When I was done, I had a hole through which I could see the green vehicle completely. It was indeed a green van, but if it was the same green van, some changes had been made. For one thing, there were license plates, or one anyway; I had a back-angle view of the truck and could see a license plate where the van at Jonsen’s had had none. Not that it was any great trick to take off or put on a plate, but it was a difference. A bigger difference was the red lettering on the side-GARDENING SERVICE-big, bold letters that hadn’t been on the van I’d seen. Either the letters had been added since, or that night they’d been covered up somehow. Or this wasn’t the same van.

But it had to be. And that Neanderthal upstairs just had to be the same Neanderthal who had jumped me at Jonsen’s. Running into both Hulk and the van cinched it.

Especially added to the contents of the garage. Instead of the filthy, greasy pit you might expect, full of old auto parts salvaged from junkyards, this was a clean, tidy, cement-floored room, with crates and boxes stacked around. The garage was a damn warehouse! And not for used auto parts, either. This was where the ripped-off loot was stashed.

I wanted to let out a whoop of victory, but now wasn’t the time. I could almost feel the adrenalin flowing into my veins. What you should do now, I told myself, is call Brennan and tell him to get out here and whip a John Doe warrant on these people and confiscate the goods and have that garbage living upstairs tossed into a more-or-less permanent can.

What I did instead was reach my hand through where the pane of glass used to be and unlock the window. I pushed it up and crawled inside. They call it breaking-and-entering, gang, and I just couldn’t help myself.

Because I had to know.

I had to know it was the same van. I had to know those crates and boxes contained what I thought they contained.

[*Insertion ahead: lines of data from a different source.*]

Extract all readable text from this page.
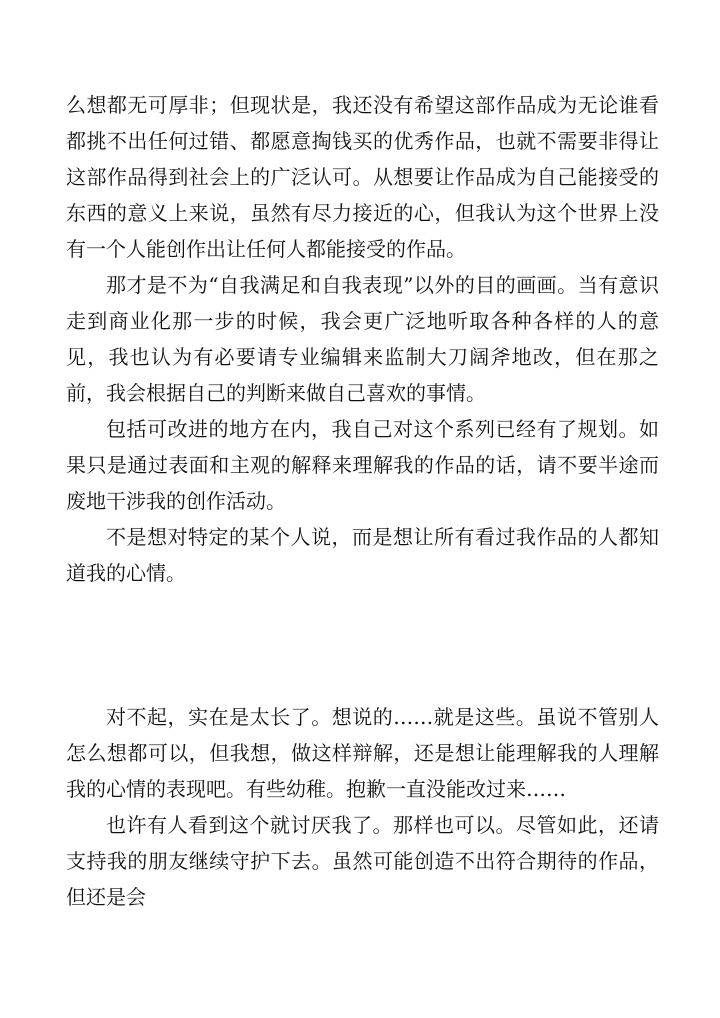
么想都无可厚非；但现状是，我还没有希望这部作品成为无论谁看都挑不出任何过错、都愿意掏钱买的优秀作品，也就不需要非得让这部作品得到社会上的广泛认可。从想要让作品成为自己能接受的东西的意义上来说，虽然有尽力接近的心，但我认为这个世界上没有一个人能创作出让任何人都能接受的作品。

那才是不为“自我满足和自我表现”以外的目的画画。当有意识走到商业化那一步的时候，我会更广泛地听取各种各样的人的意见，我也认为有必要请专业编辑来监制大刀阔斧地改，但在那之前，我会根据自己的判断来做自己喜欢的事情。

包括可改进的地方在内，我自己对这个系列已经有了规划。如果只是通过表面和主观的解释来理解我的作品的话，请不要半途而废地干涉我的创作活动。

不是想对特定的某个人说，而是想让所有看过我作品的人都知道我的心情。

对不起，实在是太长了。想说的……就是这些。虽说不管别人怎么想都可以，但我想，做这样辩解，还是想让能理解我的人理解我的心情的表现吧。有些幼稚。抱歉一直没能改过来……

也许有人看到这个就讨厌我了。那样也可以。尽管如此，还请支持我的朋友继续守护下去。虽然可能创造不出符合期待的作品，但还是会
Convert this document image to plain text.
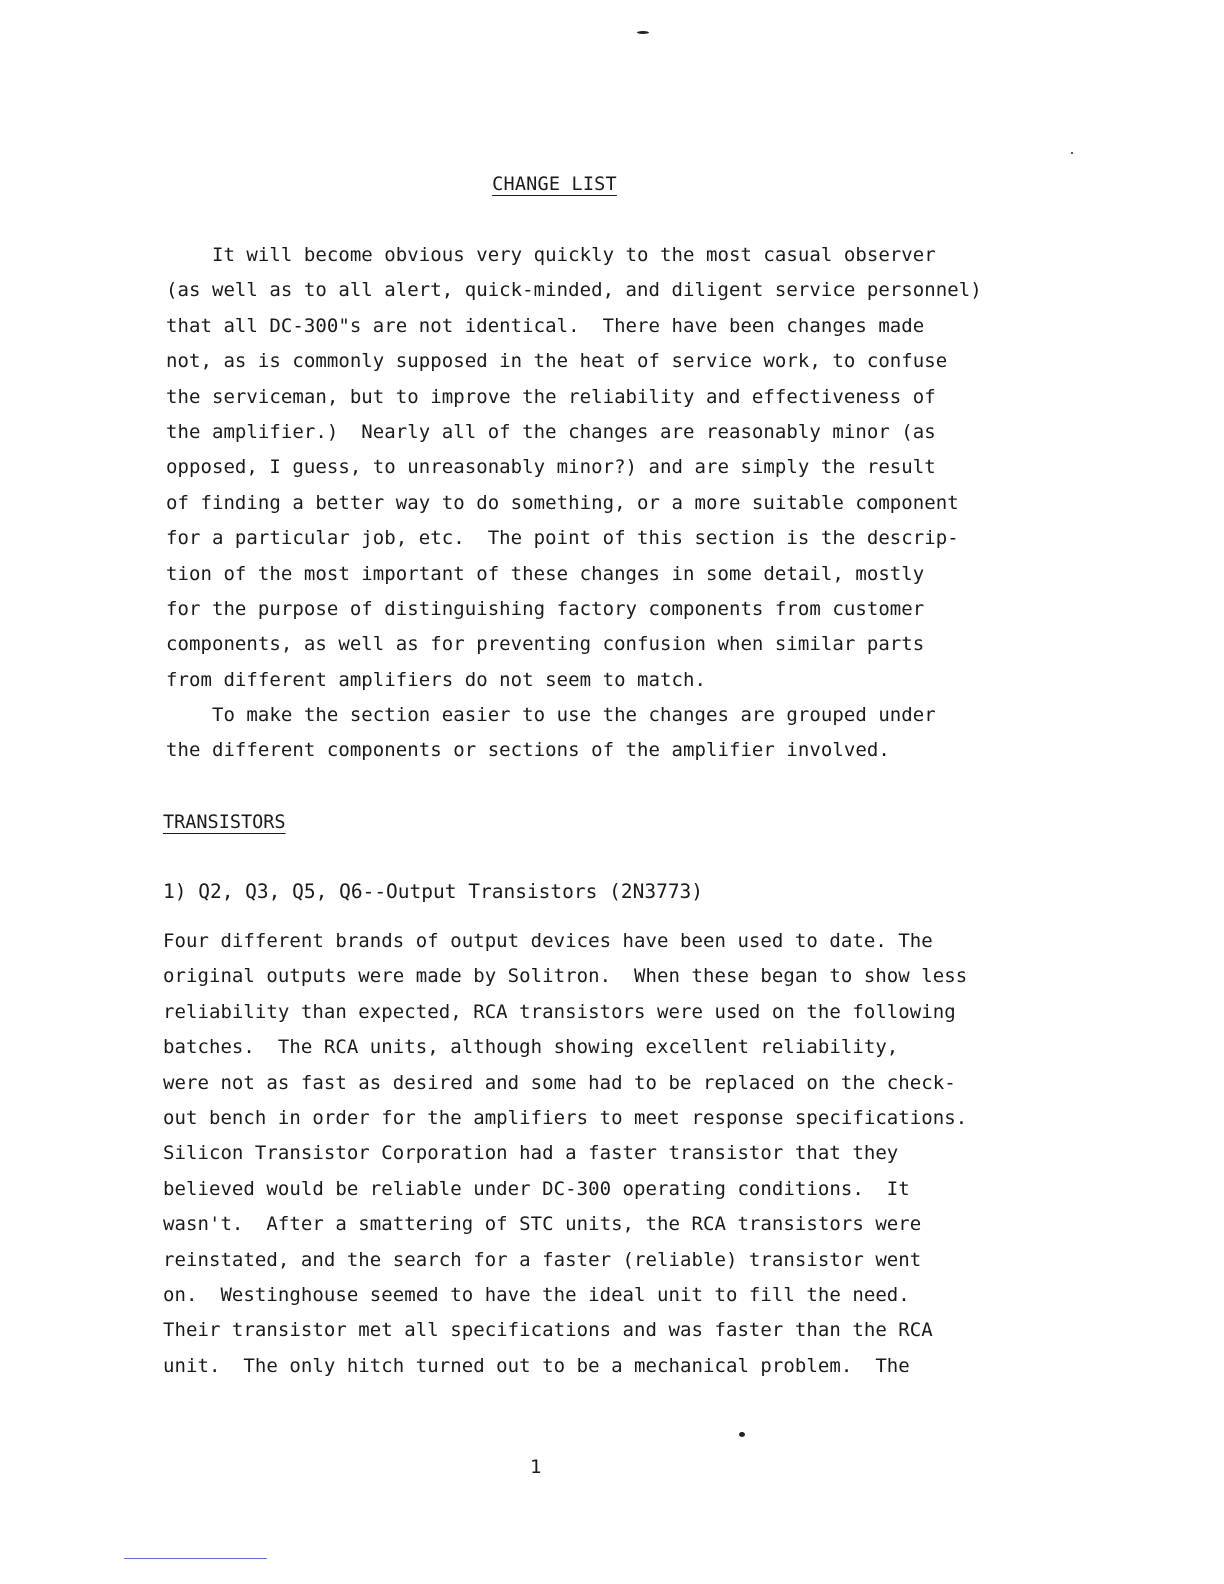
CHANGE LIST
It will become obvious very quickly to the most casual observer
(as well as to all alert, quick-minded, and diligent service personnel)
that all DC-300"s are not identical.  There have been changes made
not, as is commonly supposed in the heat of service work, to confuse
the serviceman, but to improve the reliability and effectiveness of
the amplifier.)  Nearly all of the changes are reasonably minor (as
opposed, I guess, to unreasonably minor?) and are simply the result
of finding a better way to do something, or a more suitable component
for a particular job, etc.  The point of this section is the descrip-
tion of the most important of these changes in some detail, mostly
for the purpose of distinguishing factory components from customer
components, as well as for preventing confusion when similar parts
from different amplifiers do not seem to match.
To make the section easier to use the changes are grouped under
the different components or sections of the amplifier involved.
TRANSISTORS
1) Q2, Q3, Q5, Q6--Output Transistors (2N3773)
Four different brands of output devices have been used to date. The
original outputs were made by Solitron.  When these began to show less
reliability than expected, RCA transistors were used on the following
batches.  The RCA units, although showing excellent reliability,
were not as fast as desired and some had to be replaced on the check-
out bench in order for the amplifiers to meet response specifications.
Silicon Transistor Corporation had a faster transistor that they
believed would be reliable under DC-300 operating conditions.  It
wasn't.  After a smattering of STC units, the RCA transistors were
reinstated, and the search for a faster (reliable) transistor went
on.  Westinghouse seemed to have the ideal unit to fill the need.
Their transistor met all specifications and was faster than the RCA
unit.  The only hitch turned out to be a mechanical problem.  The
1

Once inside, I walked softly and wished I had a big stick. There wasn’t much light in here. Some little came through the open pane, and a single but fairly bright bulb was burning, hanging over a workbench affair built into the back wall, next to the open door of a toilet in the far corner. I felt fortunate at first that the bulb was lit, though on second thought its being on could easily mean someone would be coming back soon.

I started looking. The van, first. No way to be absolutely sure about it, but other than the license plates and the red lettering, it was a ringer, and I was convinced. I started poking into boxes, crates. Found everything from kitchen appliances to an antique vase. In one corner I found Mrs. Jonsen’s grandfather clock, under a tarp. In another I found, crated up, her color TV.

In yet another I found, neatly boxed, the blue Christmas plates.

And for a quiet moment there, I was very angry.

Most of the stuff in the room was Mrs. Jonsen’s. Not all, but most, and the way I figured it was these people moved out whatever they stole as quickly as possible. Mrs. Jonsen had been Thursday night and the stuff wasn’t moved yet, but this was just Saturday, and with the van here, maybe tonight was the night. I didn’t know what they did with their goods, but my guess was that they sold as much as possible to fences in the Quad Cities. Chicago wasn’t that far away, either, and the not-easily-traced items (like a color TV with serial number “worn” away) could be fenced or sold locally. Antiques and such would have to be fenced outside of the area.